Yelena Yemchuk emigrated with her parents from Kiev to Pittsburgh in 1981, when she was 11 years old. After Ukraine’s independence from Russia in 1991, she began to visit the country regularly. She never gave up the part of her that was Ukrainian; in fact, her ties to the country grew stronger with each trip.
She first visited Odesa, the port city on the Black Sea, in 2003 and immediately fell in love with the city and its inhabitants. Yemchuk’s pictures of young people – people she met through friends, or photographed on the street or in the countryside – feel free and uninhibited. In one photograph of a young couple, the woman wears a low-slung mini skirt, and her shirt is unbuttoned to show her black bra. With a cigarette in her mouth, she also wears what looks like an oversized policeman’s hat over blond hair that cascades past her hips. She is stylish, her arm draped over the shoulders of a young man who is hunched over, poised like tiger. Another compositionally unconventional image shows a big white cat, with one green eye and one blue eye, being held by a girl whose face is cropped out of the frame. Yemchuk’s photographs are aesthetically appealing, even stylish at times – like her image of a young blond woman in a pink bathing suit, her head turned away from the camera.
In 2015 Yemchuk took portraits of 16- and 17-year-old boys and girls in the Odesa Military Academy, which became part of her Odesa project. Their faces are sweet and innocent. Now, in 2023, more than a year after Russia’s attack on Ukraine, I wonder: are they still alive? It is difficult to look at these pictures without feeling heartbroken.

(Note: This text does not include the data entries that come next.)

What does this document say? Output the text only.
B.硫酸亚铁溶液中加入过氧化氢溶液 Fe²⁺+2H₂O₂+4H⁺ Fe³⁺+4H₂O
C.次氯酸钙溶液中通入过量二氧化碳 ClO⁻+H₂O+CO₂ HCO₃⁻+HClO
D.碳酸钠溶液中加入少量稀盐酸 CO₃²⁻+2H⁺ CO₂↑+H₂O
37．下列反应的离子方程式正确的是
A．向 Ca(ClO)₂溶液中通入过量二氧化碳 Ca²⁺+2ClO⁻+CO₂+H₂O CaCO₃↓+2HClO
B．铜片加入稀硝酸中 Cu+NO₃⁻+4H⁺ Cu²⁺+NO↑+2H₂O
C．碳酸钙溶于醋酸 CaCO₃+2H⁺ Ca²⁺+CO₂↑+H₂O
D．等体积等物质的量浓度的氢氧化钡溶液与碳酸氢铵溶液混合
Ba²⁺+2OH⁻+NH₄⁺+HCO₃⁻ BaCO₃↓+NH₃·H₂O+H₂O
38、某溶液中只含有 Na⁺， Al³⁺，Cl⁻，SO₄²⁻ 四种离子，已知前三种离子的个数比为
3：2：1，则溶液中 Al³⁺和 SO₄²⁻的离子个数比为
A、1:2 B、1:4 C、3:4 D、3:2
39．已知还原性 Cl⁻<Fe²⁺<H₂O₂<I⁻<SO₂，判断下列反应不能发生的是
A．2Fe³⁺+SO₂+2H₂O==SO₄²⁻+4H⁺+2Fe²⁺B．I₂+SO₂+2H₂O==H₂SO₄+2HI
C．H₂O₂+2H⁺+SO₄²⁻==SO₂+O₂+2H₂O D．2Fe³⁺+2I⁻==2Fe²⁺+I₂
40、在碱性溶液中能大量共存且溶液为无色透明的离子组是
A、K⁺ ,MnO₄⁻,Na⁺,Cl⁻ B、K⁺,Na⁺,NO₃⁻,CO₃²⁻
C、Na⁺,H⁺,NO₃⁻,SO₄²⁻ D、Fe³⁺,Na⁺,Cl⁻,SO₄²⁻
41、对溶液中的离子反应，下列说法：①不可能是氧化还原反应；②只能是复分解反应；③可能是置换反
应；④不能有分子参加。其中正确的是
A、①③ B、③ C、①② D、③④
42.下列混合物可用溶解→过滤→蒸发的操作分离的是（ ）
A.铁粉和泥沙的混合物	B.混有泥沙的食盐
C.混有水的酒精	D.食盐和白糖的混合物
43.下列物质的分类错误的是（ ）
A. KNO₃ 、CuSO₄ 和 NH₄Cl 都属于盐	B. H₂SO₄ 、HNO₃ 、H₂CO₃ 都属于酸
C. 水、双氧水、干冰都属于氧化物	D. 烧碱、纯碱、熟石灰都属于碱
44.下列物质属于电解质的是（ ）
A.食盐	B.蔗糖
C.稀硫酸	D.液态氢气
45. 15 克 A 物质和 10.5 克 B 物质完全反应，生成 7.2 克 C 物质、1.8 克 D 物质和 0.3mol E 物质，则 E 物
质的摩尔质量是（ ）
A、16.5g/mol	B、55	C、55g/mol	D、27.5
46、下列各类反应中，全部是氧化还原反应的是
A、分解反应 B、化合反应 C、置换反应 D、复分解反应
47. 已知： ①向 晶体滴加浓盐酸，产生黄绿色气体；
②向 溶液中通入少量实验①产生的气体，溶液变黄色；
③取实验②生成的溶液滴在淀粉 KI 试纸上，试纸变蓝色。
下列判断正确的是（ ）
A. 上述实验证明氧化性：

Yemchuk’s photographs are included in the exhibition Ukrainian Perspectives: Photography from the 1940s to Now, on view through May 5 at ChaShaMa in New York City, and through June 11, photographs from her Odesa series are on view at the Chiostri di San Pietro in Reggio Emilia, Italy, as part of Fotografia Europea. Her book Odesa (GOST) is on the longlist for the 2023 Kraszna-Krausz Book Award.